S.N. Sahu, officer on special duty to former President K.R. Narayanan and a keen student of Gandhi’s writings, told The Telegraph: “The truth is that when in 1920 a list was released by the British government that some prisoners would be released from the (Andaman) Cellular Jail because of clemency shown by the British authorities on them, Savarkar’s brother sent a telegram to Gandhi stating that his brothers’ names were not part of that list.
“Savarkar’s brother sought Gandhi’s advice.... It is shocking that lies are being invented by top BJP ministers by invoking the name of Gandhi to cover up the truth that Savarkar submitted not one but six mercy petitions to the British authorities for his release from the Cellular Jail.
“In fact, on 26th May 1920, Gandhi wrote an article, ‘Savarkar Brothers’, in Young India and referred to their written statement that they never wanted independence from British rule and so based on that statement Gandhi pleaded for their release.”
In the Young India article, Gandhi wrote: “Both these brothers have declared their political opinions and both have stated that they do not entertain any revolutionary ideas and that if they were set free they would like to work under the Reforms Act….
“They both state unequivocally that they do not desire independence from the British connection. On the contrary, they feel that India’s destiny can be best worked out in association with the British. Nobody has questioned their honour or their honesty, and in my opinion the published expression of their views ought to be taken at its face value.”
Although aware of the Right-wing ecosystem’s strategy of diverting attention from bread-and-butter issues by making controversial comments, Rajnath’s statement was not something the Opposition could have left unchallenged.
“Rajnath Singh-ji is amongst the few sober & dignified voices in Modi Sarkar.
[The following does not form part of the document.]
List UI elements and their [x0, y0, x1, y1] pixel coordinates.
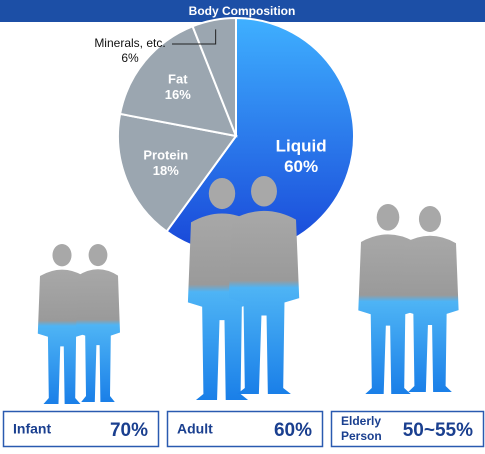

But he doesn’t seem to be free of RSS habit of rewriting history. He has given a twist to what Gandhi actually wrote on Jan 25 1920. Here is that letter to Savarkar’s brother,” tweeted Jairam Ramesh of the Congress with an image of the January 25, 1920, document.
BJP parliamentarian Rakesh Sinha tweeted: “Congress opposes Savarkar ji who never integrated with British administration and exhibited the highest sacrifice for the Mother land. However, some people had regular dining at Mountbatten’s home!”
AIMIM parliamentarian Asaduddin Owaisi posted Gandhi’s reply to N.D. Savarkar and asked: “Sir @rajnathsingh you said that Savarkar’s grovelling mercy petitions were on Gandhi’s advise (sic). 1. Here’s the letter to Savarkar from Gandhi. No mention of petition to British begging for leniency, mercy & promising to be a faithful servant of the crown....”
Later, Owaisi told news agency ANI: “They (BJP) are presenting distorted history. If this continues, they will remove Mahatma Gandhi and make Savarkar, who was accused of the murder of Mahatma Gandhi and was pronounced complicit in the inquiry of Justice Jeevan Lal Kapur, the Father of the Nation.”
Savarkar’s grandson Ranjit Savarkar said a single person like Gandhi cannot be called the Father of the Nation.
“Thousands of people have contributed towards the creation of this nation which has a history of more than 5,000 years. I don’t think Mahatma Gandhi is the Father of the Nation,” he told reporters in Mumbai, a PTI report said.